Der Kulturphilosoph Theodor Lessing tat sich im Jahr 1908 als Autor einer “Kampfschrift gegen die Geräusche unseres Lebens” hervor und gründete einen “Antilärmverein”, dessen Vereinsblatt den trefflichen Titel “Der Antirüpel. Das Recht auf Stille.” trug. Praktisch zeitgleich erfand der Apotheker Maximilian Negwer in Berlin-Schöneberg formbare Watte-Wachs-Kügelchen und gab ihnen den Namen “Ohropax”. Seither ist es etwas bequemer, aber generell nicht leiser geworden auf diesem Planeten. Im Gegenteil.

Was hätten Lessing und Negwer zu “Acoustic Noise Cancelling”, einer Erfindung der späten siebziger Jahre des vorigen Jahrhunderts, gesagt? Die Idee ist relativ simpel: man analysiert über ein Mikofon das Frequenzspektrum störender Umweltgeräusche und löscht sie mit einem computerberechneten Phasengegensignal faktisch aus. Der Knackpunkt liegt im exakten Timing: wirklich zeitgleich können das erst moderne Mikroprozessoren.

Einer davon steckt z.B. im Bose QuietComfort 15, dem neuesten einer ganzen Ahnenreihe von Bose-Kopfhörern mit aktiver Lärmunterdrückung. Billig ist das gute Stück ja nicht, aber für Ruhesuchende jeden Cent wert. Setzt man den Kopfhörer auf und betätigt einen Schalter (der QuietComfort benötigt eine AAA-Batterie), fühlt man sich plötzlich, als hätte eine göttliche Hand einen riesigen Quargelsturz über einen gestülpt. Und das liegt nur zum geringeren Teil an den schaumgepolsterten, ohrumschliessenden Hörermuscheln. Der Lärm der Baustelle nebenan? Wie weggeblasen. Der schnarchende Partner im Ehebett? Ausgeblendet. Säuselnde MuzakZwangsbeschallung im Design-Café? Schallgedämpft. Die Einflugschneise über dem eigenen Schrebergarten? Hat nie existiert.

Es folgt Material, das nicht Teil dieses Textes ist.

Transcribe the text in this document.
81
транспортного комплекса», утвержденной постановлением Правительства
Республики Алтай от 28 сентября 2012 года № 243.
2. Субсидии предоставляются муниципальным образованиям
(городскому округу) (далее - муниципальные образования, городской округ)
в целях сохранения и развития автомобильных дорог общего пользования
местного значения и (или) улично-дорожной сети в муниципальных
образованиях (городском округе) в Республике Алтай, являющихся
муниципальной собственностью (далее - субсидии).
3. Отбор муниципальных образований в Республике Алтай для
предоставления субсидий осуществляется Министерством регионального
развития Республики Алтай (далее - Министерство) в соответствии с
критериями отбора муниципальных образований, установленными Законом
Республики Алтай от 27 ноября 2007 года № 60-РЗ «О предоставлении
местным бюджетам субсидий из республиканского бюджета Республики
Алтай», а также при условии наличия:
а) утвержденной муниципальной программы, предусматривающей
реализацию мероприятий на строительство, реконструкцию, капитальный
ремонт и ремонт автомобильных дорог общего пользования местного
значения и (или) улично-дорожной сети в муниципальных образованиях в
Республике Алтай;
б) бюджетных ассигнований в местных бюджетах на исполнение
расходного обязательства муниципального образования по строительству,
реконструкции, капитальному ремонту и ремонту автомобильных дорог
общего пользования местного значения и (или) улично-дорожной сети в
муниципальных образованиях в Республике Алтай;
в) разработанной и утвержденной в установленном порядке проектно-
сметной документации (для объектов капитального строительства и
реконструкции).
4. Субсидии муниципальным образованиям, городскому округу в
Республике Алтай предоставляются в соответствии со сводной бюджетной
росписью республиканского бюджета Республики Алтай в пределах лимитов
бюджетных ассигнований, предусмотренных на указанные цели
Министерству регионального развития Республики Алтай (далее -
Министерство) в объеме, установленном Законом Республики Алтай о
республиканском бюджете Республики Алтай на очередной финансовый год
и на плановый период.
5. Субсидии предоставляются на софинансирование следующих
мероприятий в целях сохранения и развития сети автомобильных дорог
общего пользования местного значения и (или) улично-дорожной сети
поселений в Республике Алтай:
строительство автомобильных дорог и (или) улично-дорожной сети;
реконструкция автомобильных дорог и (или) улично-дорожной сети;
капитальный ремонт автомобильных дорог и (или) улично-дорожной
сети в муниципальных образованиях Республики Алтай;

Man kann dieses perfekte Werkzeug für den (un)freiwilligen Autisten – ursprünglich wurde es für Piloten und Flugreisende entwickelt – natürlich in seiner Wirkung noch verschärfen. Etwa, indem man Musik seiner Wahl in die Membranen injiziert. Der Bose klingt auch als “herkömmlicher” Kopfhörer vorzüglich. Wenn Sie sich ungewohnt einsam fühlen auf Ihrem stillen Erdtrabanten, empfehle ich “Music For Airports” von Brian Eno. Volle Lautstärke.